ANASAYFA

ŞEHİD ŞEYH SAİD

Şeyh Said, 1865 yılında Erzurum’un ilçesi Hınıs’a bağlı Kolhisar köyünde dünyaya geldi. Babasının adı Şeyh Mahmut Fevzi’dir. Dedesi Seyyid Haşim, Osmanlı Padişahı 4. Murat döneminde 1639 yılında şehid edilmiştir. Babasının ölümünden sonra bu büyük ailenin bütün sorumluluğu Şeyh Said’in üzerine kaldı. Şeyh Said’in ailesi çok zengindi. Sürüleri vardı ve bu sürülerini Erzurum’dan Halep’e, Musul’a, Şam’a kadar götürüyordu. Şeyh Said bu arada hem ticaret yapıyor hem de gittiği yerlerde insanlarla ilişki geliştiriyordu. Bundan dolayı onu tanıyanlar ve sevenler çoktu. Kürdistan’da bir çok insan onun etkisinde kalıyordu. Birinci Dünya Savaşı sırasında bir çok Kürt, yerinden yurdundan göç ettirildi. Bu dönemlerde Osmanlı, onu ve ailesini de sürmek istedi ama Şeyh Said’den çekindikleri için ona ve ailesine karışamadılar.

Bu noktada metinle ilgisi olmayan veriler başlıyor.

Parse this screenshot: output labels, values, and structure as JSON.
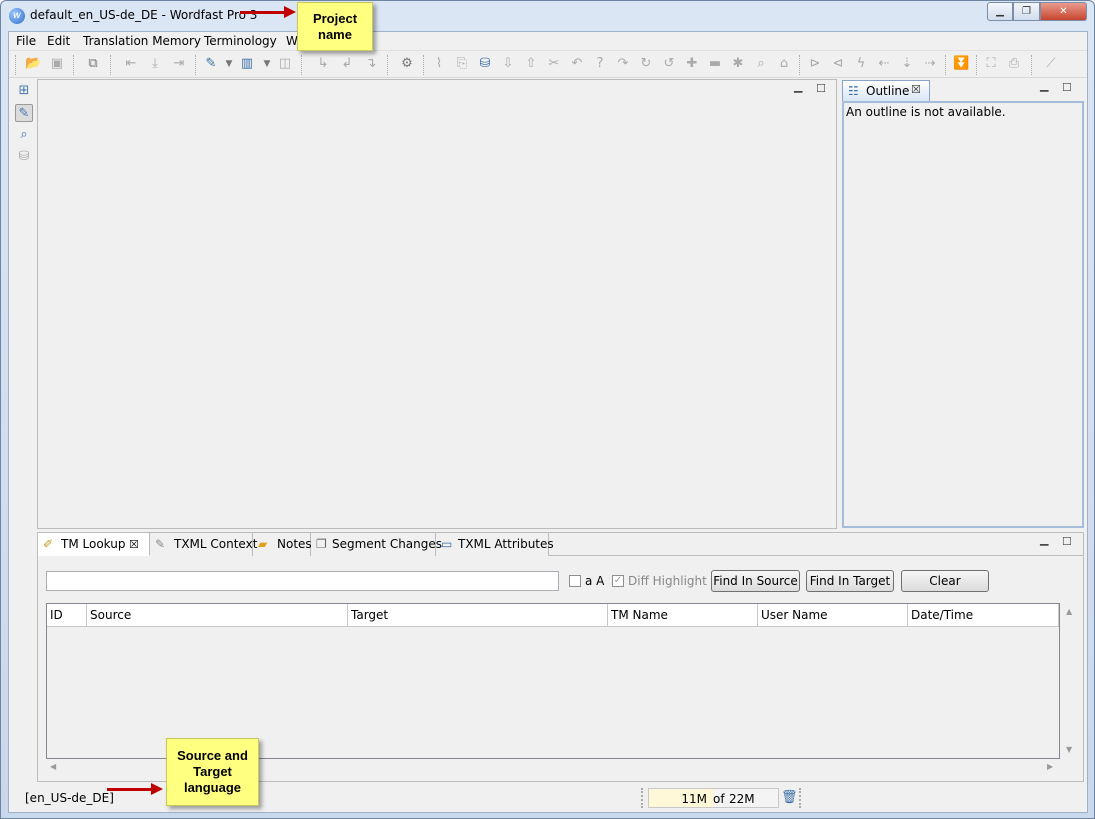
{
  "window": {
    "title": "default_en_US-de_DE - Wordfast Pro 3",
    "app_icon": "w"
  },
  "menu": {
    "items": [
      "File",
      "Edit",
      "Translation Memory",
      "Terminology",
      "Wi"
    ]
  },
  "outline": {
    "tab_label": "Outline",
    "message": "An outline is not available."
  },
  "bottom_tabs": {
    "items": [
      {
        "label": "TM Lookup",
        "icon": "pushpin-icon"
      },
      {
        "label": "TXML Context",
        "icon": "context-icon"
      },
      {
        "label": "Notes",
        "icon": "note-icon"
      },
      {
        "label": "Segment Changes",
        "icon": "copy-icon"
      },
      {
        "label": "TXML Attributes",
        "icon": "attributes-icon"
      }
    ]
  },
  "tm_lookup": {
    "search_value": "",
    "case_label": "a A",
    "diff_label": "Diff Highlight",
    "find_source": "Find In Source",
    "find_target": "Find In Target",
    "clear": "Clear",
    "columns": [
      "ID",
      "Source",
      "Target",
      "TM Name",
      "User Name",
      "Date/Time"
    ]
  },
  "status": {
    "language": "[en_US-de_DE]",
    "heap_used": "11M",
    "heap_separator": "of",
    "heap_total": "22M",
    "heap_fraction": 0.5
  },
  "callouts": {
    "project": "Project name",
    "language": "Source and Target language"
  },
  "colors": {
    "callout": "#ffff80",
    "arrow": "#c00000",
    "outline_border": "#a6bcda"
  }
}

Şeyh Said ilim öğrenmek için medreseye başladı. Muş, Malazgirt, Hınıs ve Palu’da eğitimini tamamladı. Şeyh Said bilinçli ve akıllı bir insandı. Köy köy gezip İslamî ve millî mücadele bilincini insanlara vermeye çalıştı. Kürdistan Teali Cemiyeti’ne üye oldu. Osmanlı’nın yıkılıp Cumhuriyet’in kurulmasıyla beraber Cumhuriyet’in kurucuları gerçek yüzlerini göstererek İslâm ve Kürt karşıtlığına dayalı politikalarını gün yüzüne çıkardılar. Bu da Şeyh Said’in çabalarını artırdı. O, bu durumda artık yerinde duramazdı. Gün çalışma günüydü.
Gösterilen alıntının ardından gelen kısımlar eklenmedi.